CANTO XLVIII
¿Qué habrá más delicado que morir?
No se molesta a nadie para eso,
nadie se va o se queda, y todo brilla
al final por su ausencia meridiana.
Unos detrás de otros,
qué paso delicado de gorriones
dimos al borde mismo
de nunca habernos dado un mal alcance.
Toda luz, olvidada de sus muertos,
abre su corazón la madre muerte.
Estaba en esas Juan
de Yepes, un hombre
de saberse estas cosas en la pura
pobreza de la vista.
«¿Qué hora es?», preguntó.
«No son las doce aún», le respondieron.
«No llegarán a serlas y estaré
cantando ya maitines en la gloria
del Señor de mi amor».
Lo lloraban los frailes aún presente.
Tomaron el breviario,
le quisieron leer
la recomendación del alma.
Él los puso en lo cierto:
«Déjenlo, por amor
de Dios y aquiétense.
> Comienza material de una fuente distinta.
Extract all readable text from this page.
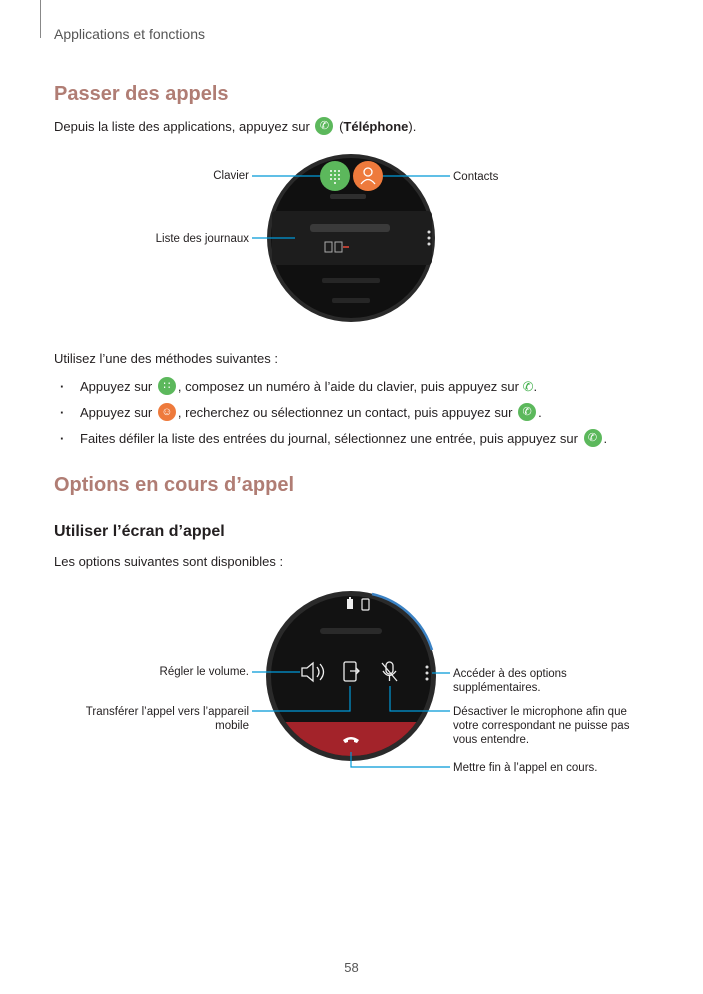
Applications et fonctions
Passer des appels
Depuis la liste des applications, appuyez sur ✆ (Téléphone).
Clavier	Contacts
Liste des journaux
Utilisez l’une des méthodes suivantes :
· Appuyez sur	∷ , composez un numéro à l’aide du clavier, puis appuyez sur ✆.
· Appuyez sur ☺ , recherchez ou sélectionnez un contact, puis appuyez sur ✆ .
· Faites défiler la liste des entrées du journal, sélectionnez une entrée, puis appuyez sur ✆ .
Options en cours d’appel
Utiliser l’écran d’appel
Les options suivantes sont disponibles :
Régler le volume.
Transférer l’appel vers l’appareil
mobile
Accéder à des options
supplémentaires.
Désactiver le microphone afin que
votre correspondant ne puisse pas
vous entendre.
Mettre fin à l’appel en cours.
58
Dígame, padre,
de los Cantares sólo,
que eso no es menester».
Oía de la boca de un amigo
aquel cantar de amores que él hiciese
crecerse con el suyo, y ya iba queda,
quedándose la hora sosegada.
Pasó por Juan la muerte;
dijo él a su paso: «¡Qué preciosas
margaritas!», y allí
se abrió el claustro a los montes,
quedó la muerte lúcida de sol.
No habiendo menester en su morir,
qué delicadamente vio
en su muerte sus flores Juan de Yepes.